North America, in everything that it has become, has evolved into a lazy country that has its mind set on making life easy for ‘me’. If we are asked to work hard for a company, that company is immediately considered a foul creature from the depths of hell.

I would like to, for perhaps the only time in my life, propose to you that the corporations are not the foul creature in this situation. How, though, can someone stand against someone fighting for the rights in a society that only enables those it agrees with? By presenting you with something to help you re-evaluate your opinion on the whole fiasco.

SAG-AFTRA has posted the PDF that [allegedly] details the proposal by the other side on their website. I’m assuming they expect almost no one to read these documents, especially after the way that they twisted what the proposal is saying. Rather then displaying facts, SAG-AFTRA is choosing to trick people into siding with them.
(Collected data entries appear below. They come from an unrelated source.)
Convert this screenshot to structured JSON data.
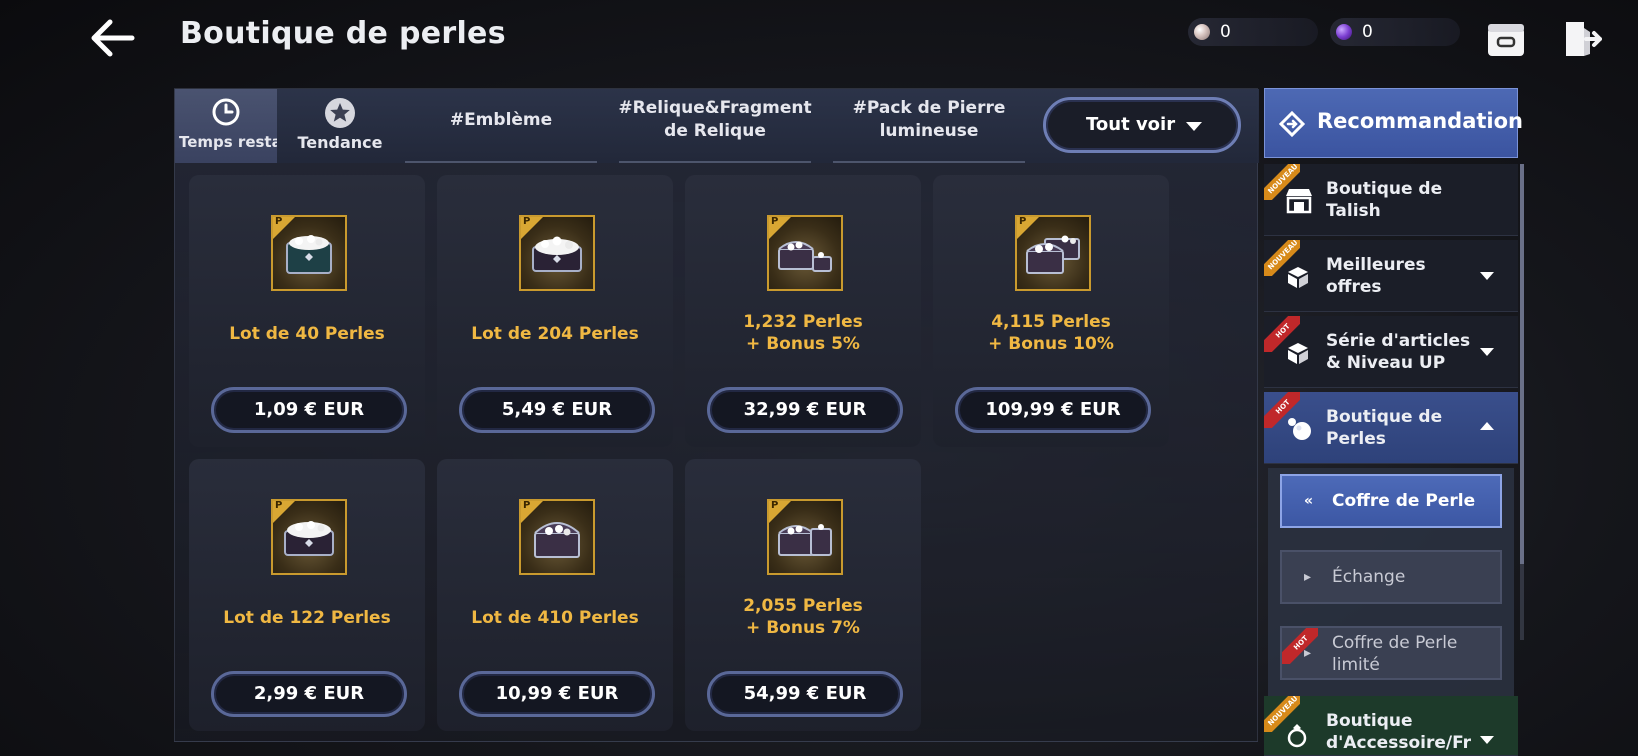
{
  "header": {
    "title": "Boutique de perles",
    "currencies": [
      {
        "name": "pearl",
        "value": "0"
      },
      {
        "name": "gem",
        "value": "0"
      }
    ]
  },
  "tabs": [
    {
      "label": "Temps resta",
      "icon": "clock-icon"
    },
    {
      "label": "Tendance",
      "icon": "star-icon"
    },
    {
      "label": "#Emblème"
    },
    {
      "label": "#Relique&Fragment de Relique"
    },
    {
      "label": "#Pack de Pierre lumineuse"
    }
  ],
  "see_all": {
    "label": "Tout voir"
  },
  "products": [
    {
      "name": "Lot de 40 Perles",
      "price": "1,09 € EUR"
    },
    {
      "name": "Lot de 204 Perles",
      "price": "5,49 € EUR"
    },
    {
      "name": "1,232 Perles\n+ Bonus 5%",
      "price": "32,99 € EUR"
    },
    {
      "name": "4,115 Perles\n+ Bonus 10%",
      "price": "109,99 € EUR"
    },
    {
      "name": "Lot de 122 Perles",
      "price": "2,99 € EUR"
    },
    {
      "name": "Lot de 410 Perles",
      "price": "10,99 € EUR"
    },
    {
      "name": "2,055 Perles\n+ Bonus 7%",
      "price": "54,99 € EUR"
    }
  ],
  "product_badge_letter": "P",
  "sidebar": {
    "recommend_label": "Recommandation",
    "items": [
      {
        "label": "Boutique de Talish",
        "ribbon": "NOUVEAU"
      },
      {
        "label": "Meilleures offres",
        "ribbon": "NOUVEAU"
      },
      {
        "label": "Série d'articles & Niveau UP",
        "ribbon": "HOT"
      },
      {
        "label": "Boutique de Perles",
        "ribbon": "HOT"
      },
      {
        "label": "Boutique d'Accessoire/Fr",
        "ribbon": "NOUVEAU"
      }
    ],
    "sub_items": [
      {
        "label": "Coffre de Perle",
        "active": true
      },
      {
        "label": "Échange",
        "active": false
      },
      {
        "label": "Coffre de Perle limité",
        "ribbon": "HOT",
        "active": false
      }
    ]
  },
  "colors": {
    "accent_blue": "#3b54a0",
    "product_name_gold": "#f0b843",
    "ribbon_new": "#d78a1a",
    "ribbon_hot": "#c0282a"
  }
}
My question, for SAG-AFTRA, is where is your proposal for the companies? By picking and choosing (which, for those of you who went and checked out the PDF, you know how well they can do that) what your argument will be about, you can create for one of the most convincing speeches you will ever give in your life. Until someone comes along and fact checks it. I have checked the What We Stand For page several times, and cannot find a document detailing in all the lawyer mumbo-jumbo what you presented to the companies, as a way of finding common ground.

SAG-AFTRA fighting for the rights of voice actors isn’t the wrong idea. However fighting for only unionized employees is the wrong idea. Many of the proposals – from both sides of the table – only benefits their side of the deal, or people under the union. To ‘fight the good fight’ as one might put it, you must fight for all well being in this situation, not just one to benefit your company. By getting work place laws and codes put in for voice actors, we would see many more benefits then just for one company(SAG-AFTRA).

Do not let one company pull the wool over your eyes to make the other side look less appealing. When someone starts blaming everyone else, chances are they are at fault for some of the problem. Do not this for word, take it as something to think about: Why is SAG-AFTRA is acting the way that they are? Why are they not posting a PDF of what they proposed to the other companies?
I’d encourage you to go read the PDF, the website of SAG-AFTRA, and figure out what you think about this issue. If SAG-AFTRA tries to force a strike, it might put a few video games on hold development wise. This is important to gamers. Don’t let someone tell you it isn’t.